Ergebnisse der Studie
Die Autoren verglichen retrospektiv die CPC mit der Implantation eines Ahmed-Ventils bei 69 Augen von 69 Patienten mit fortgeschrittenem Neovaskularisationsglaukom (Visus < 0,1) hinsichtlich Druckregulation, Reoperationsrate und Sehschärfe. Der Augendruck war postoperativ in der Ventil-Gruppe etwas besser reguliert, nach CPC wurden häufiger erneute Operationen erforderlich und die Anzahl an drucksenkenden Medikamenten war signifikant höher. Dafür gab es in der Ventil-Gruppe deutlich mehr postoperative Komplikationen, vor allem Hyphäma und Disklokation, aber auch eine Abflachung der Vorderkammer, Effusion und Hypotonie. Die Sehschärfe stieg in beiden Gruppen im Verlauf an, war jedoch in der CPC-Gruppe bereits zu Beginn deutlich geringer als in der Ahmed-Ventil-Gruppe.
Fazit für die Praxis
Die Arbeit bestätigt die Erfahrung, dass die drucksenkende Wirkung einer CPC geringer ist als bei einem richtig filtrierenden Eingriff. Dafür kommt es bei Letzterem zu mehr, auch schwerwiegenden Komplikationen, insbesondere Hypotonie und Vorderkammerabflachung.
Dennoch scheint die Sorge einer schwerwiegenden Funktionsminderung im Sinne eines Auslöschphänomens selbst bei den hier untersuchten Patienten mit erheblich reduzierter Sehschärfe eher nicht begründet. Dabei ist natürlich zu beachten, dass die Sehschärfe kein guter Maßstab für das Ausmaß der glaukomatösen Schädigung darstellt, insbesondere bei der hier untersuchten Gruppe mit Neovaskularisationsglaukom. Allerdings handelt es sich um sehr stark reduzierte Sehschärfewerte. Alle Patienten der CPC-Gruppe hatten initial eine Sehschärfe von LogMAR 3,0; dies entspricht einem Dezimalvisus von 0,001 und ist mit Snellen-Tafeln überhaupt nicht zu prüfen. Dennoch ist gerade die Sehschärfereduktion, oft verbunden mit Problemen der Lesefähigkeit, der Parameter, der für die Patienten wirklich merklich ist. An größeren Kollektiven von 301 bzw. 408 Augen, die auch noch eine etwas bessere Funktion hatten, wurde allerdings eine schwerwiegende zentrale Funktionsminderung bei 11 bzw. 4 Augen beobachtet [1, 2]. In einer kleinen prospektiven Untersuchung an 21 Patienten fanden Topouzis et al. [3] keinen Sehverlust. Die Sehschärfe betrugt hierbei 0,77 ± 0,78 LogMAR, lag also um etwa 3 Zeilen höher, was einem mittleren Defekt (MD) von knapp 28 dB entsprach [3].
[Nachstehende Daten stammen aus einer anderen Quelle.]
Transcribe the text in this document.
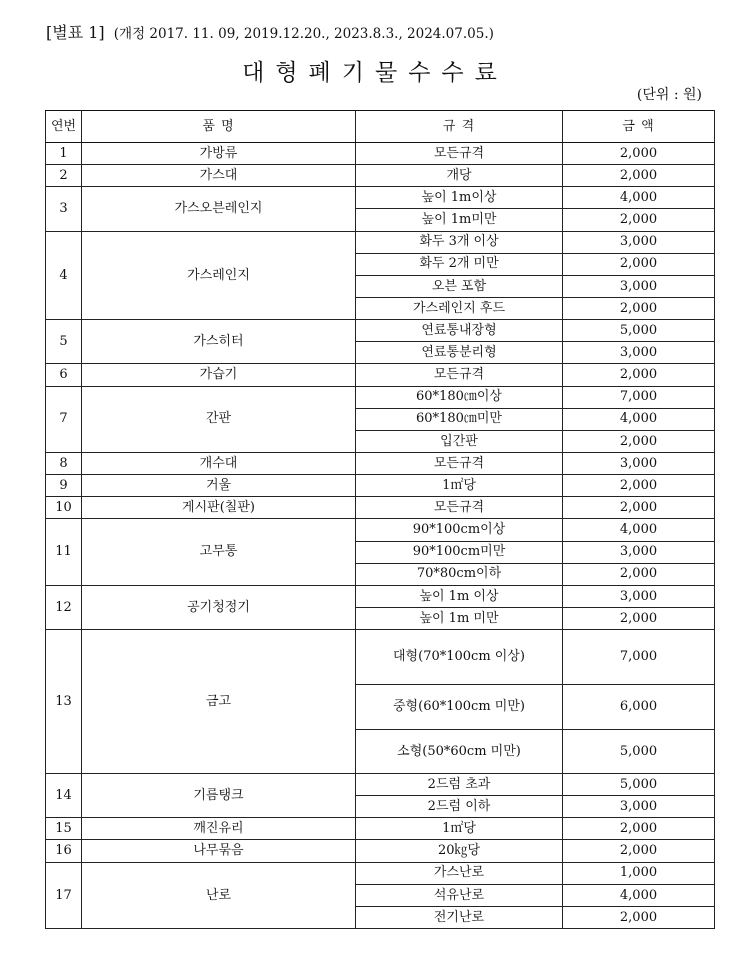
[별표 1] (개정 2017. 11. 09, 2019.12.20., 2023.8.3., 2024.07.05.)
대형폐기물수수료
(단위 : 원)
연번	품 명	규 격	금 액
1	가방류	모든규격	2,000
2	가스대	개당	2,000
3	가스오븐레인지	높이 1m이상	4,000
		높이 1m미만	2,000
4	가스레인지	화두 3개 이상	3,000
		화두 2개 미만	2,000
		오븐 포함	3,000
		가스레인지 후드	2,000
5	가스히터	연료통내장형	5,000
		연료통분리형	3,000
6	가습기	모든규격	2,000
7	간판	60*180㎝이상	7,000
		60*180㎝미만	4,000
		입간판	2,000
8	개수대	모든규격	3,000
9	거울	1㎡당	2,000
10	게시판(칠판)	모든규격	2,000
11	고무통	90*100cm이상	4,000
		90*100cm미만	3,000
		70*80cm이하	2,000
12	공기청정기	높이 1m 이상	3,000
		높이 1m 미만	2,000
13	금고	대형(70*100cm 이상)	7,000
		중형(60*100cm 미만)	6,000
		소형(50*60cm 미만)	5,000
14	기름탱크	2드럼 초과	5,000
		2드럼 이하	3,000
15	깨진유리	1㎡당	2,000
16	나무묶음	20㎏당	2,000
17	난로	가스난로	1,000
		석유난로	4,000
		전기난로	2,000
Angesichts der im Studienverlauf von 1 Jahr deutlich stärker drucksenkenden Wirkung durch das Ahmed-Ventil erscheint der Rat, wenn möglich ein solches zu implantieren, für deutsche Verhältnisse übertragbar zu sein in den Rat, auch bei weit fortgeschrittener Schädigung noch eine Trabekulektomie zu erwägen. Die Komplikationsrate dürfte zwar geringer sein, möglicherweise besteht aber ein höheres Blutungsrisiko und es bleibt ein wohl geringes Risiko einer deutlichen Visusminderung bei bestehender hochgradiger Sehminderung. Möglicherweise ist das Risiko des Funktionsverlustes bei noch besserer Sehschärfe jedoch höher.
Disclosure Statement
Hiermit erkläre ich, dass keine Interessenskonflikte in Bezug auf den vorliegenden Kommentar bestehen.